Tuesday, March 27, 2012

Randy Wray — Why Minsky Matters: Part One


Important. 

Wray comments on the debate between Keen and Krugman over Minsky, and procedes to elucidate Minsky. Wray was a Phd student of Minsky and is regarded as an expert in Minsky's work. Minsky's work is an an essential building block of MMT macro, along with Godley and Lerner. Many people seem to associate MMT with the influence of Godley and Lerner while being largely unaware of Minsky's influence. It was Minsky who proposed a job guarantee, for example, although the MMT JG is substantially different from Minsky's.

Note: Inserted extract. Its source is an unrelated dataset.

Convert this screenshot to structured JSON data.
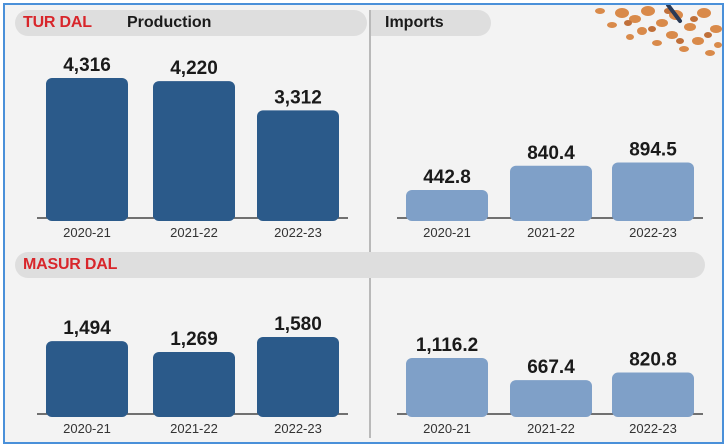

I think it is fair to say that without understanding Minsky's contribution it is impossible to approach MMT as a macro theory, in that Minsky's contributions to understanding the role of money & banking, as well as finance (and financial instability in particular), are crucial elements in the development of MMT macro theory. Unfortunately, most of this work is in professional publications rather than on the blogs, so many people familiar with MMT chiefly through the blogs miss the important role of Minsky's contributions in MMT macro. Professor Wray sets out to correct that in this series that summarizes his previously published work.

Read it at Economonitor | Great Leap Forward
WHY MINSKY MATTERS: Part One
by L. Randall Wray | Professor of Economics, UMKC


6 comments:

Anonymous said...

The essay linked below contains a beautiful, condensed summary of the financial instability hypothesis, the defense of which is the key argument of Minsky's book, Stabilizing and Unstable Economy.

http://www.levyinstitute.org/pubs/wp74.pdf

Minsky argues that a modern capitalist economy with a complex, innovative and profit-seeking banking system is inherently prone to financial instability. Instability is not some exogenous pathology foisted onto capitalist finance by bad and meddling government; it is an inherent dynamic tendency of modern capitalist finance that can only be combated through effective government.

Warren Mosler said...

I believe my statement:

'The private sector is necessarily pro cyclical.'

says much the same thing?

Warren Mosler
www.moslereconomics.com

Warren Mosler said...

Also, MMT was created independently with 'Soft Currency Economics' and those references of Godley, Minsky, and Lerner and many others were subsequently discovered.

Tom Hickey said...

Warren: "''The private sector is necessarily pro cyclical.' says much the same thing?"


I would agree, Warren. Minsky-Wray flesh this out.

This also accounts for how government needs to be the counter-cyclical counterweight on the scale in order to balance pro-cyclical excess and subsequent correction, in order to keep the scale from tipping so far down that the economy suffers badly and a lot of people get hurt, including innocent bystanders.

Matt Franko said...

Good one: "He (Paul Krugman) starts by saying ”If I decide to cut back on my spending and stash the funds in a bank, which lends them out to someone else…” Well, if he had actually read Minsky, he would understand that this is the description of a loan shark, not a bank."

Resp,

Jonf said...

Warren, You should put your mandatory readings toghether in a book format. Soft Currency Economics is a mighty read all alone. I had to take that one a little at a time and I know I didn't get it all.